Focus area 2: Higher operating efficiencies
When banks look to move into the cloud or when robotic process automation (RPA) is introduced to replace manpower, initial skepticism notwithstanding, the inevitable question that any CIO would need to demonstrate is the efficiencies they got bring about in the overall cost footprint.
Even in the case of recent IT innovations enabled by blockchain or Artificial Intelligence and Machine Learning (AI/ ML), where there may not necessarily be significant short-term savings or quick benefits, they will ultimately still need to translate into savings in the medium term. Sustainability of any efficiency enabling IT initiative is directly correlated to the degree of dollar savings, eventually propelling the scalability across other similar areas.
Focus Area 3: Improved risk management
Driving IT investments in machine learning or predictive analytics driven real-time risk management systems, or the interesting areas of biometric driven security standards, are no longer esoteric and are much beyond being a fashion statement.
Smart banks have understood the sophistication manifested in the more recent frauds or cybercrimes and realised the need to keep with changing times. Dollar spend that are made in cybersecurity, for example, are akin to an insurance. It is a hygiene factor in the digital world, and increasingly perceived as being a component of the cost of doing business.
Focus area 4: Renewed operating model
Digital banking is the new order—be it a brand positioning, subsidiary offering or a full-fledged pure-play digital banking model. Yet, there is more to it than meets the eye. While the core of the model yet remains in the products offered to customer, the mantra of renewed operating model is in integrating with new age open banking APIs and collaborating with external players for continued innovation and participation in the market-place.

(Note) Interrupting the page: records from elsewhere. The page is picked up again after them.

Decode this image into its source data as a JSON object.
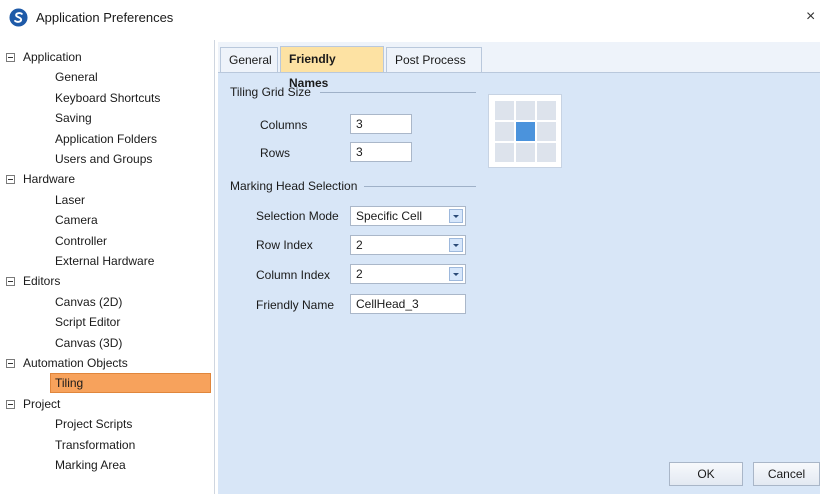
{
  "window": {
    "title": "Application Preferences",
    "close_glyph": "×",
    "app_icon": "app-logo-icon"
  },
  "tree": [
    {
      "label": "Application",
      "children": [
        "General",
        "Keyboard Shortcuts",
        "Saving",
        "Application Folders",
        "Users and Groups"
      ]
    },
    {
      "label": "Hardware",
      "children": [
        "Laser",
        "Camera",
        "Controller",
        "External Hardware"
      ]
    },
    {
      "label": "Editors",
      "children": [
        "Canvas (2D)",
        "Script Editor",
        "Canvas (3D)"
      ]
    },
    {
      "label": "Automation Objects",
      "children": [
        "Tiling"
      ]
    },
    {
      "label": "Project",
      "children": [
        "Project Scripts",
        "Transformation",
        "Marking Area"
      ]
    }
  ],
  "selected_item": "Tiling",
  "tabs": [
    "General",
    "Friendly Names",
    "Post Process"
  ],
  "active_tab": "Friendly Names",
  "tiling_grid": {
    "heading": "Tiling Grid Size",
    "columns_label": "Columns",
    "columns_value": "3",
    "rows_label": "Rows",
    "rows_value": "3"
  },
  "marking_head": {
    "heading": "Marking Head Selection",
    "selection_mode_label": "Selection Mode",
    "selection_mode_value": "Specific Cell",
    "row_index_label": "Row Index",
    "row_index_value": "2",
    "column_index_label": "Column Index",
    "column_index_value": "2",
    "friendly_name_label": "Friendly Name",
    "friendly_name_value": "CellHead_3"
  },
  "grid_preview": {
    "rows": 3,
    "columns": 3,
    "highlight_row": 2,
    "highlight_column": 2
  },
  "buttons": {
    "ok": "OK",
    "cancel": "Cancel"
  },
  "colors": {
    "selection": "#f7a25c",
    "active_tab": "#fde2a3",
    "panel": "#d8e6f7",
    "cell_active": "#4b93dc"
  }
}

This also means revisiting the customer journey from a digital perspective, and the delivery framework aligned to the operating model. Quite obviously, this calls for a sustained investment of effort, time and money to keep the wheels of digital innovation moving, and the courage of conviction to the cause may well be the critical differentiators between those who succeed and those who also ran.
Focus area 5: Building stronger foundations
No matter what the application layers visible to the external world are, the stability of the technology architecture is always dependent on its core foundation. Banks can ill afford to ignore the need to keep its transaction banking and core back-office platform to be outdated. Even while large number of IT investments are driven towards online, digital and the cool fintech initiatives, the single most important investment that banks yet need to make—both in terms of size of investment and criticality of its purpose, is the core banking platform, the backbone that keeps the bank running.
It is therefore not a surprise then, to see quite a number of Middle East banks looking to upgrade their core banking systems. A typical banking technology architecture includes channels, front, mid and back office, data and analytics, support, payments as well as the integrator—while these are all critical, ensuring they remain contemporary is a key pre-requisite to remain competitive.
Adapting to change is not just about driving products and services that meet the needs of the new age customer, but also ensuring that the underlying technology platform is aligned to deliver on the above focus areas. As we know, it is not the fittest or the strongest that survive, but the most adaptable to change that does. And as banks embrace the need for change, technology investments follow suit, and the key would be to stay focused on the above five areas.